= Melody Chan =

American mathematician and violinist

Melody Tung Chan is an American mathematician and violinist who works as Associate Professor of Mathematics at Brown University. She is a winner of the Alice T. Schafer Prize and of the AWM–Microsoft Research Prize in Algebra and Number Theory. Her research involves combinatorial commutative algebra, graph theory, and tropical geometry.

==Education and career==
Chan was inspired to become a violinist as a pre-schooler, seeing Yo-Yo Ma on Sesame Street. As a freshman at Scarsdale High School in Scarsdale, New York, she became the youngest first place winner of the 1997 Young Artists Competition of the Sarah Lawrence College chamber orchestra.
She studied violin at Juilliard School with Itzhak Perlman and Dorothy DeLay from 2000 to 2001. In 2002, she played a Vivaldi concerto for four violins alongside Perlman in a performance at the Lincoln Center for the Performing Arts that was broadcast on PBS.

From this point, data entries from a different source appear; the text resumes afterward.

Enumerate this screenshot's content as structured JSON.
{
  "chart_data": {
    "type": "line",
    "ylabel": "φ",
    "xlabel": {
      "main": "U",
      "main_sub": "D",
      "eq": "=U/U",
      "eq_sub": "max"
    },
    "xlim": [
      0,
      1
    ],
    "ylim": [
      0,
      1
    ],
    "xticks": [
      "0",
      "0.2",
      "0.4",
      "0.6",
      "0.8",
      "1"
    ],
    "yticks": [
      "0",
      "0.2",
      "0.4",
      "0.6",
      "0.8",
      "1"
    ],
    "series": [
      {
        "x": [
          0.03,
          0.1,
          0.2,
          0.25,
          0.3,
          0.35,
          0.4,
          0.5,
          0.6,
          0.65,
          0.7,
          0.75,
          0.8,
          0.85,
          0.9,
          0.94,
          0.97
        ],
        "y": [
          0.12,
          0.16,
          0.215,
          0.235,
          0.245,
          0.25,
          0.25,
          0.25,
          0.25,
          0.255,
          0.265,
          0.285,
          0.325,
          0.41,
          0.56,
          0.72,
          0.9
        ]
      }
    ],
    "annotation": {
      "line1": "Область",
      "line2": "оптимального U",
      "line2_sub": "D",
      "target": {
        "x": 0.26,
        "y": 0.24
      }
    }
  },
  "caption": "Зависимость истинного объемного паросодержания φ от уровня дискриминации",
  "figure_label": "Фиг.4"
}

She then majored in computer science and mathematics at Yale University. At Yale she played violin in the Yale Symphony Orchestra, won a Barry M. Goldwater Scholarship and the university's Hart Lyman Prize for best junior student, and became vice president of the local chapter of Phi Beta Kappa. She graduated summa cum laude from Yale in 2005.

After studying for the Mathematical Tripos at the University of Cambridge from 2005 to 2006, Chan worked with Paul Seymour at Princeton University, completing a master's degree there in 2008.
She completed her doctorate in 2012 at the University of California, Berkeley. Her dissertation, Tropical curves and metric graphs, was supervised by Bernd Sturmfels.

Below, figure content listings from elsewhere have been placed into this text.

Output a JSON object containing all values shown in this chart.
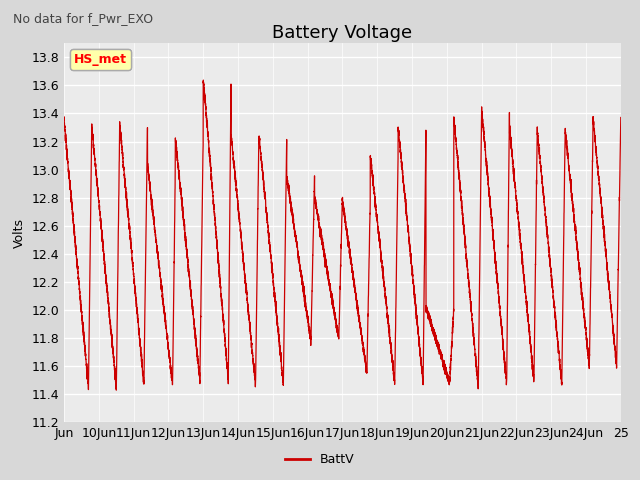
{
  "title": "Battery Voltage",
  "subtitle": "No data for f_Pwr_EXO",
  "ylabel": "Volts",
  "legend_label": "BattV",
  "legend_box_label": "HS_met",
  "ylim": [
    11.2,
    13.9
  ],
  "yticks": [
    11.2,
    11.4,
    11.6,
    11.8,
    12.0,
    12.2,
    12.4,
    12.6,
    12.8,
    13.0,
    13.2,
    13.4,
    13.6,
    13.8
  ],
  "xtick_labels": [
    "Jun",
    "10Jun",
    "11Jun",
    "12Jun",
    "13Jun",
    "14Jun",
    "15Jun",
    "16Jun",
    "17Jun",
    "18Jun",
    "19Jun",
    "20Jun",
    "21Jun",
    "22Jun",
    "23Jun",
    "24Jun",
    "25"
  ],
  "line_color": "#cc0000",
  "fig_bg_color": "#d8d8d8",
  "plot_bg_color": "#ebebeb",
  "grid_color": "#ffffff",
  "title_fontsize": 13,
  "label_fontsize": 9,
  "tick_fontsize": 9
}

Chan conducted postdoctoral research at Harvard University from 2012 to 2015, and then joined Brown as Manning Assistant Professor in 2015.

==Recognition==
As an undergraduate at Yale, Chan won the 2005 Alice T. Schafer Prize for her undergraduate research, which resulted in three published papers on distinguishing colorings of Cayley graphs.

Chan was given a Sloan Research Fellowship in 2018. She is the 2020 winner of the AWM–Microsoft Research Prize in Algebra and Number Theory, "in recognition of Chan’s advances at the interface between algebraic geometry and combinatorics", including "an astounding result" on the cohomology of moduli spaces, "foundational work on the moduli of metric graphs and tropical curves", and "beautiful new results on the expected number of turns in a random Young tableau".

She was named a Fellow of the American Mathematical Society, in the 2022 class of fellows, "for contributions to research at the interface of algebraic geometry and combinatorics, and to mentorship and mathematical exposition".